"All very fine for you two to be poking fun at me," she said. "But what about you? It's time you made up your minds I'm sure, for everybody knows you're in love with each other—though you don't yourselves seemingly."

"Give us a lead, Sally," suggested Raymond; but she shook her head.

"You're old enough to know your own business," she answered; "but don't you go lecturing other people about matrimony while you're a bachelor yourself—else you'll get the worst of it—as you have now."

They left her and laughed together.

"Yet I've heard you say she was the most sensible woman that ever worked in the mills," argued Raymond.

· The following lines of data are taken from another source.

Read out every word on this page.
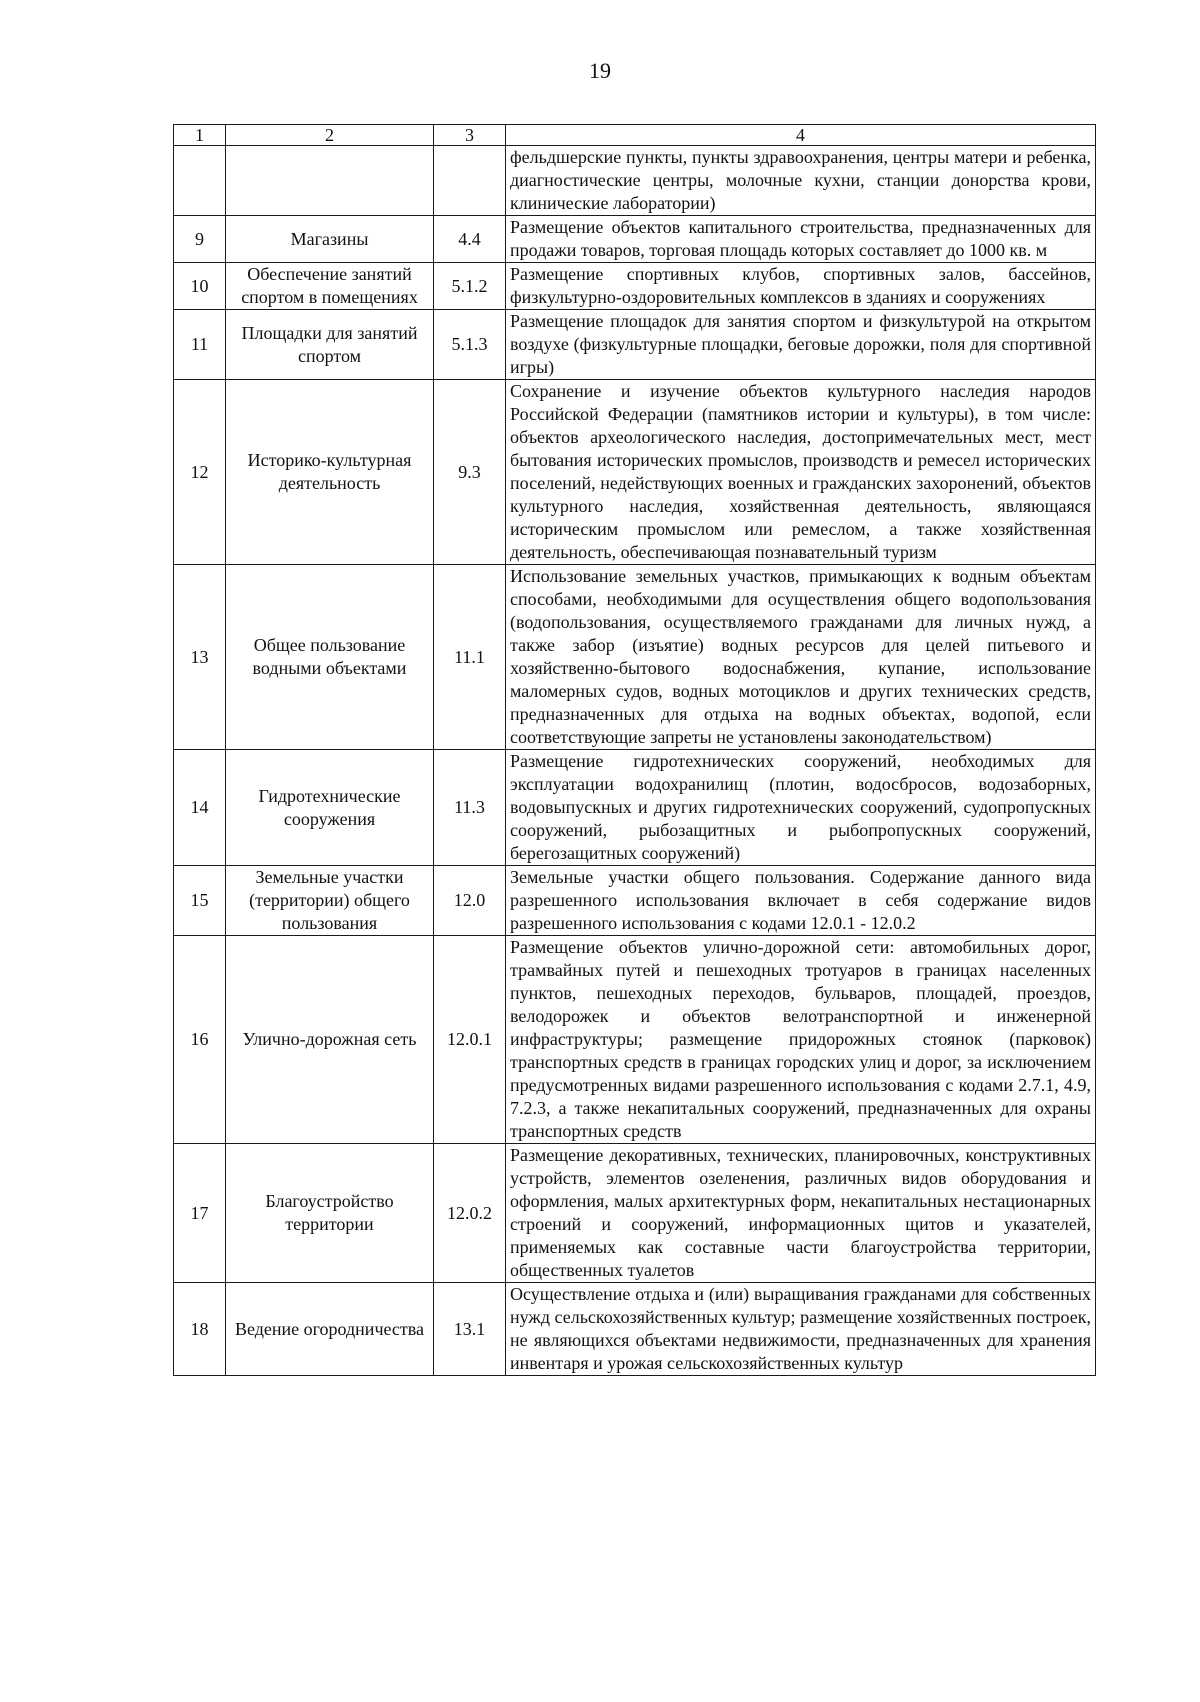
19
1	2	3	4
			фельдшерские пункты, пункты здравоохранения, центры матери и ребенка, диагностические центры, молочные кухни, станции донорства крови, клинические лаборатории)
9	Магазины	4.4	Размещение объектов капитального строительства, предназначенных для продажи товаров, торговая площадь которых составляет до 1000 кв. м
10	Обеспечение занятий спортом в помещениях	5.1.2	Размещение спортивных клубов, спортивных залов, бассейнов, физкультурно-оздоровительных комплексов в зданиях и сооружениях
11	Площадки для занятий спортом	5.1.3	Размещение площадок для занятия спортом и физкультурой на открытом воздухе (физкультурные площадки, беговые дорожки, поля для спортивной игры)
12	Историко-культурная деятельность	9.3	Сохранение и изучение объектов культурного наследия народов Российской Федерации (памятников истории и культуры), в том числе: объектов археологического наследия, достопримечательных мест, мест бытования исторических промыслов, производств и ремесел исторических поселений, недействующих военных и гражданских захоронений, объектов культурного наследия, хозяйственная деятельность, являющаяся историческим промыслом или ремеслом, а также хозяйственная деятельность, обеспечивающая познавательный туризм
13	Общее пользование водными объектами	11.1	Использование земельных участков, примыкающих к водным объектам способами, необходимыми для осуществления общего водопользования (водопользования, осуществляемого гражданами для личных нужд, а также забор (изъятие) водных ресурсов для целей питьевого и хозяйственно-бытового водоснабжения, купание, использование маломерных судов, водных мотоциклов и других технических средств, предназначенных для отдыха на водных объектах, водопой, если соответствующие запреты не установлены законодательством)
14	Гидротехнические сооружения	11.3	Размещение гидротехнических сооружений, необходимых для эксплуатации водохранилищ (плотин, водосбросов, водозаборных, водовыпускных и других гидротехнических сооружений, судопропускных сооружений, рыбозащитных и рыбопропускных сооружений, берегозащитных сооружений)
15	Земельные участки (территории) общего пользования	12.0	Земельные участки общего пользования. Содержание данного вида разрешенного использования включает в себя содержание видов разрешенного использования с кодами 12.0.1 - 12.0.2
16	Улично-дорожная сеть	12.0.1	Размещение объектов улично-дорожной сети: автомобильных дорог, трамвайных путей и пешеходных тротуаров в границах населенных пунктов, пешеходных переходов, бульваров, площадей, проездов, велодорожек и объектов велотранспортной и инженерной инфраструктуры; размещение придорожных стоянок (парковок) транспортных средств в границах городских улиц и дорог, за исключением предусмотренных видами разрешенного использования с кодами 2.7.1, 4.9, 7.2.3, а также некапитальных сооружений, предназначенных для охраны транспортных средств
17	Благоустройство территории	12.0.2	Размещение декоративных, технических, планировочных, конструктивных устройств, элементов озеленения, различных видов оборудования и оформления, малых архитектурных форм, некапитальных нестационарных строений и сооружений, информационных щитов и указателей, применяемых как составные части благоустройства территории, общественных туалетов
18	Ведение огородничества	13.1	Осуществление отдыха и (или) выращивания гражданами для собственных нужд сельскохозяйственных культур; размещение хозяйственных построек, не являющихся объектами недвижимости, предназначенных для хранения инвентаря и урожая сельскохозяйственных культур
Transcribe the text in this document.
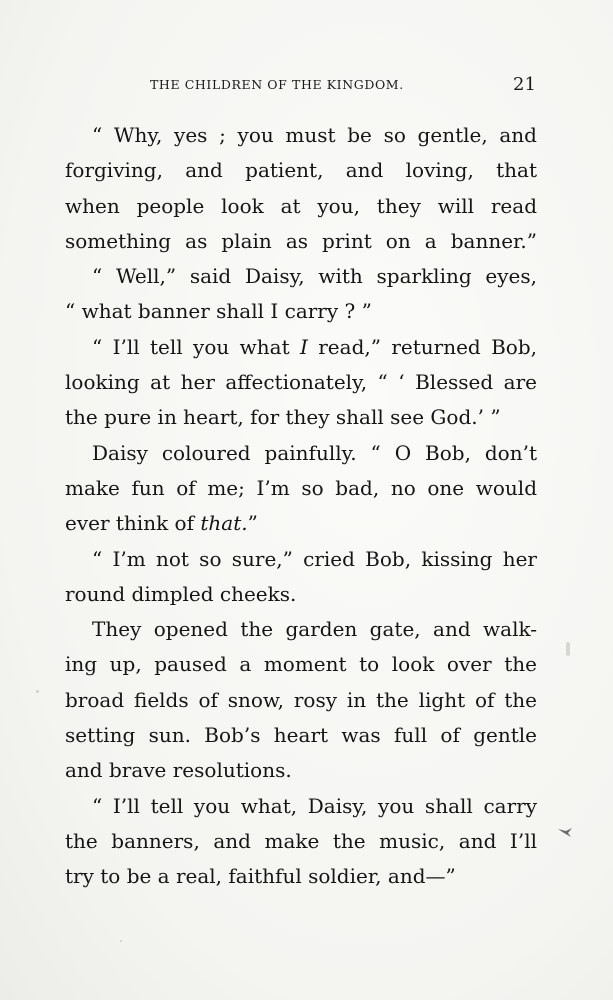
THE CHILDREN OF THE KINGDOM.	21
“ Why, yes ; you must be so gentle, and
forgiving, and patient, and loving, that
when people look at you, they will read
something as plain as print on a banner.”
“ Well,” said Daisy, with sparkling eyes,
“ what banner shall I carry ? ”
“ I’ll tell you what I read,” returned Bob,
looking at her affectionately, “ ‘ Blessed are
the pure in heart, for they shall see God.’ ”
Daisy coloured painfully. “ O Bob, don’t
make fun of me; I’m so bad, no one would
ever think of that.”
“ I’m not so sure,” cried Bob, kissing her
round dimpled cheeks.
They opened the garden gate, and walk-
ing up, paused a moment to look over the
broad fields of snow, rosy in the light of the
setting sun. Bob’s heart was full of gentle
and brave resolutions.
“ I’ll tell you what, Daisy, you shall carry
the banners, and make the music, and I’ll
try to be a real, faithful soldier, and—”
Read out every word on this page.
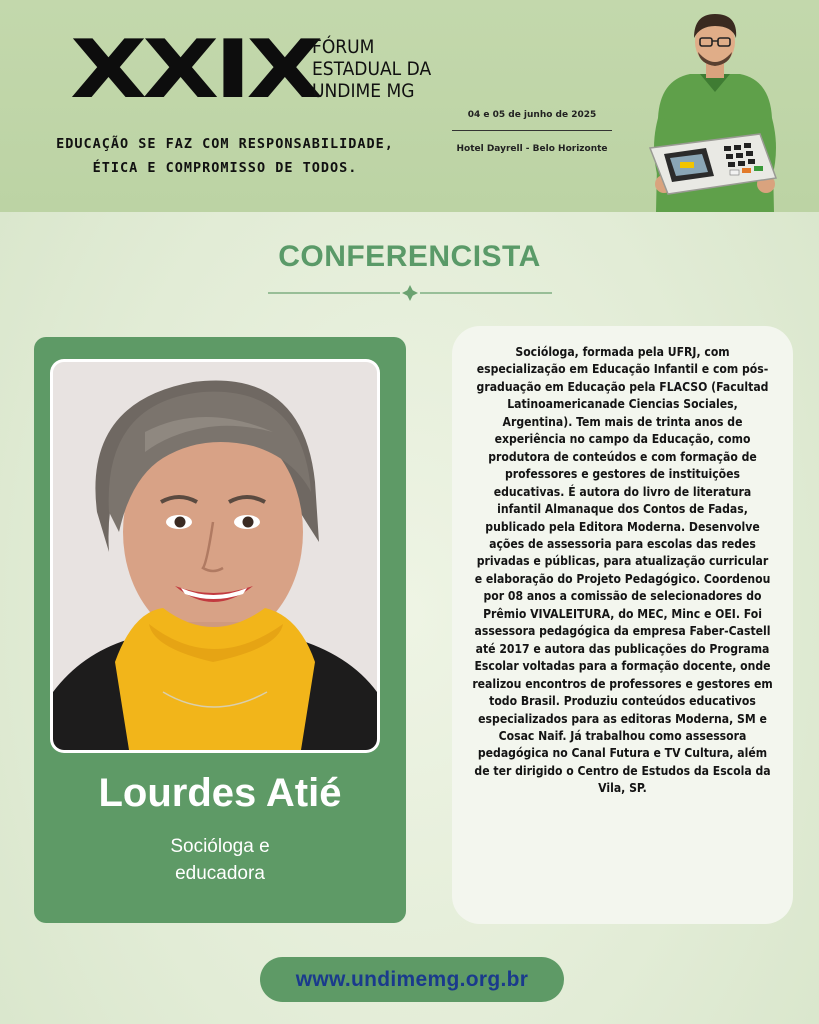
XXIX
FÓRUM
ESTADUAL DA
UNDIME MG
04 e 05 de junho de 2025
Hotel Dayrell - Belo Horizonte
EDUCAÇÃO SE FAZ COM RESPONSABILIDADE,
ÉTICA E COMPROMISSO DE TODOS.
CONFERENCISTA
Lourdes Atié
Socióloga e
educadora
Socióloga, formada pela UFRJ, com especialização em Educação Infantil e com pós-graduação em Educação pela FLACSO (Facultad Latinoamericanade Ciencias Sociales, Argentina). Tem mais de trinta anos de experiência no campo da Educação, como produtora de conteúdos e com formação de professores e gestores de instituições educativas. É autora do livro de literatura infantil Almanaque dos Contos de Fadas, publicado pela Editora Moderna. Desenvolve ações de assessoria para escolas das redes privadas e públicas, para atualização curricular e elaboração do Projeto Pedagógico. Coordenou por 08 anos a comissão de selecionadores do Prêmio VIVALEITURA, do MEC, Minc e OEI. Foi assessora pedagógica da empresa Faber-Castell até 2017 e autora das publicações do Programa Escolar voltadas para a formação docente, onde realizou encontros de professores e gestores em todo Brasil. Produziu conteúdos educativos especializados para as editoras Moderna, SM e Cosac Naif. Já trabalhou como assessora pedagógica no Canal Futura e TV Cultura, além de ter dirigido o Centro de Estudos da Escola da Vila, SP.
www.undimemg.org.br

Estelle made no direct reply, but spoke of Sally in the past at one of her parties, when the staff took holiday and spent a day at Weymouth.

Their conversation faded before they reached North Hill House, and then, as they entered the drive, Raymond reminded Estelle of a time long vanished and an expedition taken when she was a child.

"Talking of good things, d'you remember our walk to Chilcombe in the year one? Or, to be more exact, when you were in short frocks."

"I remember well enough. How my chatter must have bored you."

"You never bored me in your life, Chicky. In fact, you always seem to have been a part of my life since I began to live. That event happened soon after our walk, if I remember rightly. You really seem as much a part of my life as my right hand, Estelle."